I’m also not saying that there aren’t women who can do it all or have it all, I’m just saying that I couldn’t do it, and maybe, just maybe, you can’t either. You see, I had to admit to myself that as good as I was, and even as good as I thought I was, I could not “do it all” and do everything equally as well. Somebody or something was going to get less of my attention, and in my experience, things that get less of my attention aren’t as successful as the things that get more of it. I could not keep all of my many plates spinning equally as fast at the same time, and spinning any of the plates slower was the same as breaking one. I don’t believe that I am the only mother who has felt this way. In fact, I’ve read that even the mothers who have it all feel this way at times. They, of course, pressed through these feelings to come out on the other side. But I wonder what it feels like to be on the other side. Does being on the other side mean that you accept the fact that you can’t be there for everyone at the same time? Do you accept that doing your best is good enough despite the results? Does it mean that everyone is happy and accepting of the reality that there are times when you simply are not going to be available for them. I wonder because I know how success felt when I prioritized my businesses, and I know what success feels like when I prioritized motherhood. For me, prioritizing motherhood has been much more fulfilling, and I am absolutely certain that our family would not be and could not be what it is today, if I had continued trying to maintain my career during motherhood.

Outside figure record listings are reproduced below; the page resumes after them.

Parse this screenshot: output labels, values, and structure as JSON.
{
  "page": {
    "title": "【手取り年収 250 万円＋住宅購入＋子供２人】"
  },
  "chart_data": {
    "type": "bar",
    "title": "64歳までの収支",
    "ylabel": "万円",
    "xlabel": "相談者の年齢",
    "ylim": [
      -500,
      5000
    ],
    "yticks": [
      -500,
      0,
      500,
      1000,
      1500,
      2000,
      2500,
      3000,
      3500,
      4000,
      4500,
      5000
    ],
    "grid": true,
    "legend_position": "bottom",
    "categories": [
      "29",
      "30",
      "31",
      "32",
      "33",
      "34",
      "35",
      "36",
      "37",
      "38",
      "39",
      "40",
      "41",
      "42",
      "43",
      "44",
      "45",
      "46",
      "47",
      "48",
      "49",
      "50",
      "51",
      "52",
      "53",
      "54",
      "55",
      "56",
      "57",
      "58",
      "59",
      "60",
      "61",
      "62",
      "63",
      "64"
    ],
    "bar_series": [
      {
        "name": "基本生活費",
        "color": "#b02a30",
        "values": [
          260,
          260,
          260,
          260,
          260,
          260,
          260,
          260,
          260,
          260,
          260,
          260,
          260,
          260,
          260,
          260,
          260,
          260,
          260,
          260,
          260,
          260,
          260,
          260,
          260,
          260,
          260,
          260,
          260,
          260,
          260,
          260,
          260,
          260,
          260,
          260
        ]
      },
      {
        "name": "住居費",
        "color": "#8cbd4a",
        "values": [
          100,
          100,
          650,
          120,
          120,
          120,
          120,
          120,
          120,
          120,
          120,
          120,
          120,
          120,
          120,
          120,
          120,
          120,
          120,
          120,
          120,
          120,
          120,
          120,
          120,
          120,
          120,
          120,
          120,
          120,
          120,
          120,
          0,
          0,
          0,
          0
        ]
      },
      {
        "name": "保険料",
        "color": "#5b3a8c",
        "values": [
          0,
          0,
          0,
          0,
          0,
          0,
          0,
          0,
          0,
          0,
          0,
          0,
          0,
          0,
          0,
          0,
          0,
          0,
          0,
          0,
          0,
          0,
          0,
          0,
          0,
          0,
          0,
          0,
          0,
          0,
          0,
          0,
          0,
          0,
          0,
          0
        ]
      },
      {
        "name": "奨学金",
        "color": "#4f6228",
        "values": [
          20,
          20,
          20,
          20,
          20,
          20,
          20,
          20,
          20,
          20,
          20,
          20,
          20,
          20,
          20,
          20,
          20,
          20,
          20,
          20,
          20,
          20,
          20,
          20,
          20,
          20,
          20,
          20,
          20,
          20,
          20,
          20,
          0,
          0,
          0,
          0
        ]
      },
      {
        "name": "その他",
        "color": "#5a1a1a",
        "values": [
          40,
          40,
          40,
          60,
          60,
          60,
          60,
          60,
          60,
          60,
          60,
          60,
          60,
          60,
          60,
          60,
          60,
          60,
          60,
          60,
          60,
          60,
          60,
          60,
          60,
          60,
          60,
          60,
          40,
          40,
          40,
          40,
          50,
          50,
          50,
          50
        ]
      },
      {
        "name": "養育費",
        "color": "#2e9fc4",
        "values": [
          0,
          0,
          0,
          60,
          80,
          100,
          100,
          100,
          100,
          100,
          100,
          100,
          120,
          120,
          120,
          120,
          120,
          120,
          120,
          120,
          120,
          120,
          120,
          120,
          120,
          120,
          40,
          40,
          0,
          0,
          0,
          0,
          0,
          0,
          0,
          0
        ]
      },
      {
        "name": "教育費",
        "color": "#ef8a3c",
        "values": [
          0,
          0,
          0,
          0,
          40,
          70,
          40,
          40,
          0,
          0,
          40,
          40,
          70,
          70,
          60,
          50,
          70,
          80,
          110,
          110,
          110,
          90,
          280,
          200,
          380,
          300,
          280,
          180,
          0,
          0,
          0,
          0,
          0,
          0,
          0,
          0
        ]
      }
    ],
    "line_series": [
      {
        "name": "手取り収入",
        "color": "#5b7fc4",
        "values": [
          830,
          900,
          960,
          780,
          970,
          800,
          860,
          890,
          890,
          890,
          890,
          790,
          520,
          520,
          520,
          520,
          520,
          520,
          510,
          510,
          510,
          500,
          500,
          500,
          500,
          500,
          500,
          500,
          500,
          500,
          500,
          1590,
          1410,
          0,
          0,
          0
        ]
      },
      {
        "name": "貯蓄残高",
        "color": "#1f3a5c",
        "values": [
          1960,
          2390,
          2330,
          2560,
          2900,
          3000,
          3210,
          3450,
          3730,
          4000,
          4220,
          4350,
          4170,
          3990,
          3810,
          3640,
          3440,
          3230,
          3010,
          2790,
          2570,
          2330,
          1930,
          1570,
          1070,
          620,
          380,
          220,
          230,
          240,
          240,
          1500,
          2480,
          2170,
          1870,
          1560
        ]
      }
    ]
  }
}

I think this quote from Christine Caine says it best: “I have found that knowing who and what I’m not is as important to keeping me on track with my purpose and calling as knowing who and what I am!” If you are a mother, you must ask yourself “Who and what are you not?” What is God’s purpose for your life as a mother? Has God really called any mother to prioritize her ambitions, career or even her self-fulfillment over motherhood? Hasn’t God called us to disciple our children and to take up our cross, deny ourselves and follow Him? For those of you who are conflicted about pursuing outside careers during motherhood and for those of you who wonder whether choosing to prioritize motherhood is enough, I want to encourage you to view motherhood as a career path designed by the hand of God. When we put God first and His righteousness, he has promised to add all of the things we had previously been seeking—honor, status and fulfillment. It may not come in the ways we expect it, but when it does come, it will be more satisfying than we have ever experienced.

Now, when I wake up in the morning, instead of focusing on how much money I need to make that day or that week, I feel energized to make a difference in my children’s lives, and when I go to bed at night, instead of worrying how tomorrow will be, I lie down exhausted knowing everything I endured during the day was worth it, and most days, I look forward to doing it all over again the next morning. After experiencing both career and motherhood, I can’t imagine a more valuable trade off than prioritizing motherhood over career, choosing an eternal purpose over a temporary one.